Conservatives are hopping mad about the perception that social media companies have trigger fingers when it comes to removing posts with right-leaning political content. Liberals loathe “hate speech” online and the posting of material they deem to be a threat to public safety, and want more of it removed. On the question of content moderation, lawmakers and federal courts are now tangled up like players in a game of Twister.
In the exercise of free speech, the First Amendment has long recognized the right of social media companies to make their own content moderation decisions without government interference. That settled principle is now being contested. A split in decisions of two federal circuit courts of appeal may lead to the U.S. Supreme Court taking the historic step of defining rules for how Facebook, Twitter, and other social platforms must moderate the stream of millions of daily posts.

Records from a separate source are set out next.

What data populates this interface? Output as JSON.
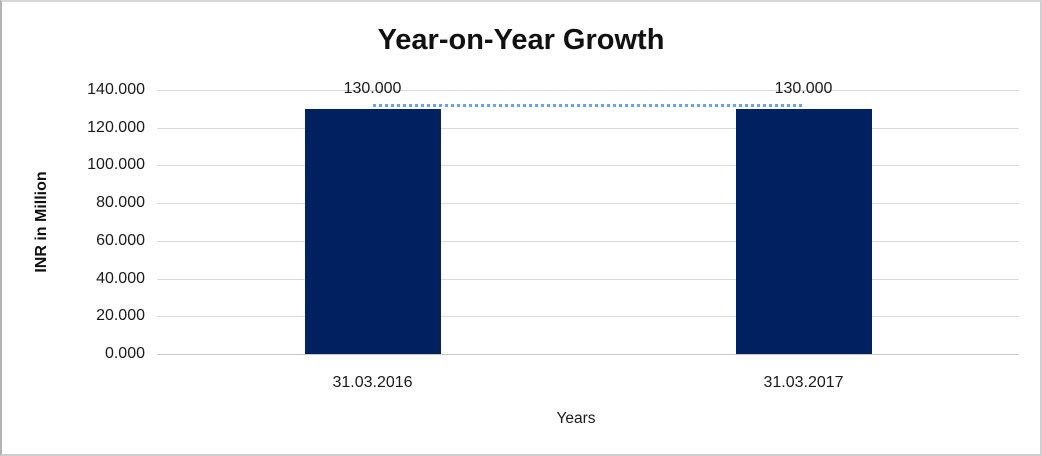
{
  "chart_data": {
    "type": "bar",
    "title": "Year-on-Year Growth",
    "categories": [
      "31.03.2016",
      "31.03.2017"
    ],
    "values": [
      130,
      130
    ],
    "data_labels": [
      "130.000",
      "130.000"
    ],
    "series": [
      {
        "name": "INR in Million",
        "values": [
          130,
          130
        ]
      }
    ],
    "xlabel": "Years",
    "ylabel": "INR in Million",
    "ylim": [
      0,
      140
    ],
    "ytick_step": 20,
    "ytick_labels": [
      "0.000",
      "20.000",
      "40.000",
      "60.000",
      "80.000",
      "100.000",
      "120.000",
      "140.000"
    ],
    "grid": true,
    "legend": "none",
    "colors": {
      "bar": "#002060",
      "connector_dotted": "#6da3d8",
      "gridline": "#d9d9d9",
      "text": "#1a1a1a"
    }
  }
}
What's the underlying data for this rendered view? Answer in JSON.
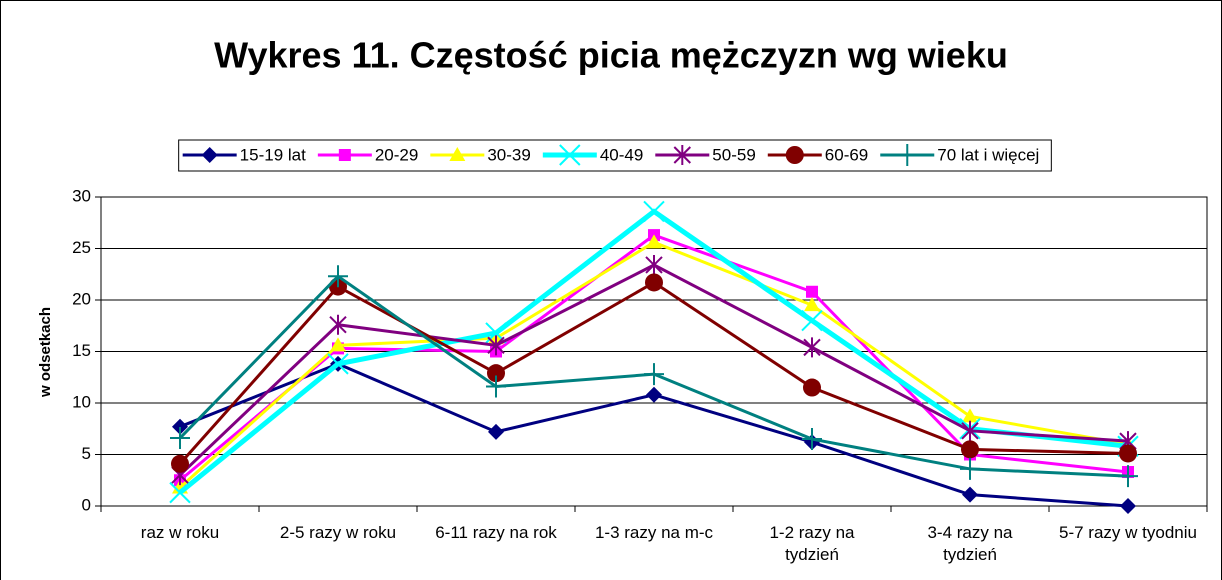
{
  "chart_data": {
    "type": "line",
    "title": "Wykres 11. Częstość picia mężczyzn wg wieku",
    "ylabel": "w odsetkach",
    "categories": [
      "raz w roku",
      "2-5 razy w roku",
      "6-11 razy na rok",
      "1-3 razy na m-c",
      "1-2 razy na tydzień",
      "3-4 razy na tydzień",
      "5-7 razy w tyodniu"
    ],
    "series": [
      {
        "name": "15-19 lat",
        "color": "#000080",
        "values": [
          7.7,
          13.8,
          7.2,
          10.8,
          6.2,
          1.1,
          0.0
        ]
      },
      {
        "name": "20-29",
        "color": "#FF00FF",
        "values": [
          2.5,
          15.3,
          15.0,
          26.3,
          20.8,
          5.0,
          3.3
        ]
      },
      {
        "name": "30-39",
        "color": "#FFFF00",
        "values": [
          1.8,
          15.6,
          16.3,
          25.6,
          19.5,
          8.7,
          6.0
        ]
      },
      {
        "name": "40-49",
        "color": "#00FFFF",
        "values": [
          1.3,
          13.8,
          16.8,
          28.6,
          18.0,
          7.5,
          5.8
        ]
      },
      {
        "name": "50-59",
        "color": "#800080",
        "values": [
          3.0,
          17.6,
          15.6,
          23.4,
          15.4,
          7.3,
          6.3
        ]
      },
      {
        "name": "60-69",
        "color": "#800000",
        "values": [
          4.1,
          21.3,
          12.9,
          21.7,
          11.5,
          5.5,
          5.1
        ]
      },
      {
        "name": "70 lat i więcej",
        "color": "#008080",
        "values": [
          6.6,
          22.3,
          11.6,
          12.8,
          6.5,
          3.6,
          2.9
        ]
      }
    ],
    "ylim": [
      0,
      30
    ],
    "yticks": [
      0,
      5,
      10,
      15,
      20,
      25,
      30
    ],
    "grid": true,
    "legend": "top"
  }
}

Such a review became likely after Florida’s Attorney General filed a petition last week asking the Supreme Court to review a decision by the 11th Circuit Court of Appeals that overturned a Florida law prohibiting social media platforms from removing the posts of political candidates. The Republican AG was encouraged to make this move after the 5th Circuit Court of Appeals approved a Texas social media law that bars companies from removing posts based on a poster’s political ideology.

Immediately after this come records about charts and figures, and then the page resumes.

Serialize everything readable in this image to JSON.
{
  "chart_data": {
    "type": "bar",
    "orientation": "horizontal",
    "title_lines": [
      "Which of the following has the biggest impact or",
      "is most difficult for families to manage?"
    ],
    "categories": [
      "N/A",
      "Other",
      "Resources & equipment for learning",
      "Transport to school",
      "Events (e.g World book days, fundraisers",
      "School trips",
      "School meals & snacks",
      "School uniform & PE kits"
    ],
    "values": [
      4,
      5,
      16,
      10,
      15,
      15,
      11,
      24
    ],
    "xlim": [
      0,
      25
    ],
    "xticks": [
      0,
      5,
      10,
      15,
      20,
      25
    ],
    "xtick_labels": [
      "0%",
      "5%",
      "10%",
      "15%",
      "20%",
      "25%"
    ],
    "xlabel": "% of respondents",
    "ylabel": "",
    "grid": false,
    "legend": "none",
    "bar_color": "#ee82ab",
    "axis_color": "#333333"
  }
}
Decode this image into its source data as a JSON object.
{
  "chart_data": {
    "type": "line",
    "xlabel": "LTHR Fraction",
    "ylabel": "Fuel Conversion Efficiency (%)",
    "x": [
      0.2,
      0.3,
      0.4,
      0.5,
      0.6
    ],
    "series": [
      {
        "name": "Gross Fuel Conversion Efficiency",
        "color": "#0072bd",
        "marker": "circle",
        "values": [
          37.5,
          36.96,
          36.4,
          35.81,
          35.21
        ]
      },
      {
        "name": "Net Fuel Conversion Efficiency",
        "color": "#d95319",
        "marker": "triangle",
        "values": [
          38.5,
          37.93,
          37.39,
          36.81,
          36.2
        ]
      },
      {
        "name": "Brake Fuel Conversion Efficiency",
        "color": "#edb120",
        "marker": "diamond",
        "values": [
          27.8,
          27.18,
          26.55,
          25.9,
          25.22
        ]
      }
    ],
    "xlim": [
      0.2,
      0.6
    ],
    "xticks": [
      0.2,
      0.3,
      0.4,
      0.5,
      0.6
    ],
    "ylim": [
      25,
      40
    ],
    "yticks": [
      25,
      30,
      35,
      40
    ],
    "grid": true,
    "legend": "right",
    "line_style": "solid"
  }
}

The 5th Circuit’s decision reverses years of First Amendment law by holding that the government can restrict private speech (in this case, forcing social media companies to carry content it deems offensive) without violating the First Amendment.

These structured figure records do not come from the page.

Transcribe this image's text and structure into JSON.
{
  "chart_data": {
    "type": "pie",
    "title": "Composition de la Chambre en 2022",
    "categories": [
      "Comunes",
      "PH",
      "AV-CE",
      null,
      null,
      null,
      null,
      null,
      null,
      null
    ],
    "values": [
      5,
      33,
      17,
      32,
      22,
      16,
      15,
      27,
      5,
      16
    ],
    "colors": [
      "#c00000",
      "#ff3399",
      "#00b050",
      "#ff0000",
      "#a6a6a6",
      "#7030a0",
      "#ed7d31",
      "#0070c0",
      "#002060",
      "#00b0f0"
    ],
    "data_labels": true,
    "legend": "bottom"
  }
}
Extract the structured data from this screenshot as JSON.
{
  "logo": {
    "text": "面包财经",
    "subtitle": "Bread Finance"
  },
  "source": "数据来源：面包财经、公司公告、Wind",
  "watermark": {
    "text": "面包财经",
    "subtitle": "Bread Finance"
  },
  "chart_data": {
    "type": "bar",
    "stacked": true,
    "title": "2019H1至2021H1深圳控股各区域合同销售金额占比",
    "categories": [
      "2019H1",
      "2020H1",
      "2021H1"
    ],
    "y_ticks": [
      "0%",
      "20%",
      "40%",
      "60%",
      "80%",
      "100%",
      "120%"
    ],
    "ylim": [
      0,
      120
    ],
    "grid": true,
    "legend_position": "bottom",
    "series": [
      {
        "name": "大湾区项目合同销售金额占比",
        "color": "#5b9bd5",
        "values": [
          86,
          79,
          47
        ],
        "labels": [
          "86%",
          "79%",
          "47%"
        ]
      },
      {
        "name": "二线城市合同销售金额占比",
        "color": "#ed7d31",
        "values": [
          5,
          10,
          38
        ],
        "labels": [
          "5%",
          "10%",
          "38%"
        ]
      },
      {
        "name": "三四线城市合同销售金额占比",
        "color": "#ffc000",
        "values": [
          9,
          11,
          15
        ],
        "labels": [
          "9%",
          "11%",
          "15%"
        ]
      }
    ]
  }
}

Those arguing for a greater role for government in content moderation maintain that a handful of social media companies have a dominant role in the national online debate. If Amazon, for instance, decides to delist a book, that author loses access to the most robust sales platform for their speech. It Twitter removes a politician’s posts, it has meaningfully hindered that politician’s ability to respond in the national debate in real time.
Countering those arguments is the reality that alternatives to these platforms do exist. If someone no longer enjoys access to Twitter, there's always Facebook or other platforms upon which views can be disseminated. This includes the opportunity for prominent politicians to start their own social media services where they have total control over the content on their site.
Moreover, the dominance of these media platforms does not make them common carriers like providers of phone or email services. For example, unlike the phone company, social media companies under Section 230 of the Communications Decency Act are empowered to restrict access to material that is “obscene, lewd, lascivious, filthy, excessively violent, harassing, or otherwise objectionable, whether or not such material is constitutionally protected.” The words “harassing” and “objectionable” provide a lot of room for interpretation.
Section 230 gives social media platforms of all sizes liability protection against lawsuits over items posted by users. Without this protection, thousands of commercial and non-profit sites would fold instantly, killing the business model of much of the internet.
Social media companies warn, not without reason, that to be forced to post speech that goes against their written policies would not only constitute mandatory speech (violating the First Amendment), but it would also violate their ability to keep their sites relatively clean. It could force U.S. social media to run Russian propaganda on Ukraine, neo-Nazi posts denying the Holocaust, and posts encouraging children to take up risky behaviors.
What does all this add up to? One thing is certain – the status quo has broken down.
“We are in a new arena, a very extensive one, for speakers and for those who would moderate their speech. None of the precedents fit seamlessly,” wrote Judge Leslie Southwick, who dissented from the 5th Circuit’s opinion. Supreme Court Justice Samuel Alito has stated that the issue “will plainly merit this court’s review.”
As much as we might criticize how social media companies moderate their content, they have an absolute right under the First Amendment to manage the speech under their purview. So how can we strike a new and better balance?
As the law evolves, we urge jurists and lawmakers to give deeper consideration to the principles behind the Platform Accountability and Consumer Transparency Act, sponsored by Sens. Brian Schatz (D-HI) and John Thune (R-SD). The PACT Act would require social media companies to publish and adhere to clear standards for their content moderation decisions in exchange for receiving the liability protections of Section 230. It would also give users due process, allowing them to appeal for quick resolution of complaints.
There are more than 100 state bills currently pending that are along the lines of the Texas and Florida legislation. Instead of opening the door to the potential for government to mandate content moderation standards, we hope that the Supreme Court will reaffirm longstanding First Amendment law by allowing social media sites to make their own content moderation decisions. At the same time, however, Congress should take a harder look at modifying the terms of liability protection in exchange for clearer standards in how content is moderated.
The one set of principles that must not be modified is the First Amendment.